3) The third level is building your own advantages
In previous articles, we have often mentioned that everyone is an independent individual, with significant differences in background, experience, and risk tolerance, as well as different thinking models, knowledge backgrounds, perspectives, and interests.
We can improve our methodologies by learning from others' strengths or perspectives, but we should not easily copy others' results, as the only thing a person can truly control is their own ability boundaries and cognitive advantages.
Perhaps you see or hear about others easily making 100 times or even 1000 times returns by playing meme coins or meme tokens, but that does not mean you can seize those opportunities. Instead of spending a lot of time doing useless work asking others for the secrets to getting rich, it is better to calm down, think, and build your own advantages.
So how can you quickly build your own advantages?
This is not difficult in terms of thinking; we just need to "deconstruct" based on our long-term goals. Here are two specific examples:
For instance, I used to enjoy researching various on-chain data, so I established a "data channel" for myself, collecting, categorizing, and organizing over 300 data-related websites/tools using EXCEL (some of the tools I consider commonly used have already been synced to the Talking about Li, Talking about the Outside Notion). When you read articles from Talking about Li, Talking about the Outside, you often see me referencing various dimensions of data or screenshots; these are all the result of my organized data channels. Similarly, I will further break down independent data summaries for specific purposes, such as the more than 40 BTC indicators included in the "Bitcoin Indicator Template" I shared in previous articles, which is one of my important references for long-term Bitcoin investment.
Another example is that I previously wrote some project research articles (during 2022-2023). To better understand or research projects, I designed a "project research template" for myself (this template has also been synced to the Talking about Li, Talking about the Outside Notion), summarizing and categorizing the aspects that need attention using EXCEL. As long as I follow the template to find the corresponding project information and score it, I can quickly understand a project's potential by focusing on the following points:
The project's alignment with market narratives and whether it has a high level of recognition (for example, having high visibility on social media)

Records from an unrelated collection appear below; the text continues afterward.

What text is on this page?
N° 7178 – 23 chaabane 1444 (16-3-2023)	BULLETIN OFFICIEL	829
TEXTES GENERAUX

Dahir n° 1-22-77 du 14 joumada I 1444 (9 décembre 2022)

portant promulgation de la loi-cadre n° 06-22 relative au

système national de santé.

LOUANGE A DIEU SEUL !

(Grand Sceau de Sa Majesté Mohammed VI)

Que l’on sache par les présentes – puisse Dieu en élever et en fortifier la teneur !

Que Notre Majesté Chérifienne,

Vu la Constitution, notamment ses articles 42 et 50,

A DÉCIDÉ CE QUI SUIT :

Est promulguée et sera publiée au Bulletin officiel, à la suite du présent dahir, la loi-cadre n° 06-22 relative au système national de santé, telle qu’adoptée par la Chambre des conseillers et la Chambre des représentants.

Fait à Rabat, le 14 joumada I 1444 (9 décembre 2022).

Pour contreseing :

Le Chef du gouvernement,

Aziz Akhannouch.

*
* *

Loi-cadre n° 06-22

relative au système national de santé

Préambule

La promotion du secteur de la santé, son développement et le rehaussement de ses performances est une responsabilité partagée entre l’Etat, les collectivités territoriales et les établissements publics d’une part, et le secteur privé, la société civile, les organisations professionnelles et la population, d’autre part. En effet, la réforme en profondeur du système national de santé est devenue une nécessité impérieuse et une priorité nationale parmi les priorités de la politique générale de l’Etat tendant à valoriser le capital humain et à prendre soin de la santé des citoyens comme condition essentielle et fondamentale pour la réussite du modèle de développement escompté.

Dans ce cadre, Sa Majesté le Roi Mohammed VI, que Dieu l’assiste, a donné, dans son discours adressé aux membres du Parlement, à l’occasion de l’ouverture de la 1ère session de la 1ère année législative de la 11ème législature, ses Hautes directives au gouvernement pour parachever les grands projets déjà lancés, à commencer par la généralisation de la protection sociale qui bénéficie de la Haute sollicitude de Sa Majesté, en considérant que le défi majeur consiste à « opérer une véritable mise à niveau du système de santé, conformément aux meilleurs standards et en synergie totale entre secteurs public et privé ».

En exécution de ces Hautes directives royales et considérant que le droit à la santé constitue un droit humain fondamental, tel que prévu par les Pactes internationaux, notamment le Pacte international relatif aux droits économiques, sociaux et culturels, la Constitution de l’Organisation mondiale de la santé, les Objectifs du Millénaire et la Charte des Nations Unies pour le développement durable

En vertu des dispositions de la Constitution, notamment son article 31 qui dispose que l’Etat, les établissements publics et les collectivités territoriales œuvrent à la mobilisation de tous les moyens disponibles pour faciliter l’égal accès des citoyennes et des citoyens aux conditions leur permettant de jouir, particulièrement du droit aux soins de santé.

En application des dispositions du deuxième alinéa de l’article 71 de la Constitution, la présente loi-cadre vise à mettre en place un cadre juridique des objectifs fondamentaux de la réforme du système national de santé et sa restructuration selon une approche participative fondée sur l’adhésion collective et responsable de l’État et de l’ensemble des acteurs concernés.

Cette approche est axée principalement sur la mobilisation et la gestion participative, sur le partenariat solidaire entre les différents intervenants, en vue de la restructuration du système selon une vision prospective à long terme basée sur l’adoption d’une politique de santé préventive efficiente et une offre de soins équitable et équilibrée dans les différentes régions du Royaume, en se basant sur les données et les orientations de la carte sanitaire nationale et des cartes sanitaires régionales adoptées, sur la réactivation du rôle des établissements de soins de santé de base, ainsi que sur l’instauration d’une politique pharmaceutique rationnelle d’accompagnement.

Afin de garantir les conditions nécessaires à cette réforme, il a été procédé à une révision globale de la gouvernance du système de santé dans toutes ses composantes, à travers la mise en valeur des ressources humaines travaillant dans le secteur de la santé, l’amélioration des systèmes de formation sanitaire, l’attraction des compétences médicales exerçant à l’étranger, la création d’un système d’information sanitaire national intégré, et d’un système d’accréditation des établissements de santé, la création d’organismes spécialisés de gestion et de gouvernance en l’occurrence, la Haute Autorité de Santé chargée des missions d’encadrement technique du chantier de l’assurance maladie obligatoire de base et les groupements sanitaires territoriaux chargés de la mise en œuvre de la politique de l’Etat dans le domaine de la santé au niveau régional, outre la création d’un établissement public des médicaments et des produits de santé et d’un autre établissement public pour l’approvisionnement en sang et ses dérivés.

The project's product-market fit (PMF) and changes in its core growth indicators (Mindshare)
Whether the project has good token economics (for example, unlocking conditions, token utility, and whether community interests are prioritized in distribution)
Similarly, we can establish our own information channels, decision-making systems, data models, circles, etc., based on our goals and needs.
In summary, if we hope to achieve long-term success, it is not simply about relying on a few strokes of luck, but often about the continuous establishment and accumulation of our own advantages. One or a few successes may allow you to make quick money, but only by building your own advantages can you maintain steady progress and navigate through bull and bear cycles. Especially in the investment market, what we see or what others want you to see as so-called "shortcuts to success" are often traps for you. In the long run, the advantages you build for yourself are your strongest and most beneficial guarantees for opportunity.
What we should pursue is not to "seize opportunities" every time, but to find ways to become the person who "always has opportunities," maintaining patience and waiting for the right opportunities to come, without fearing to miss out.
That's all for today. The images/data referenced in the text have been added to the Talking about Li, Talking about the Outside Notion. The above content is merely personal views and analyses for learning and communication purposes and does not constitute any investment advice.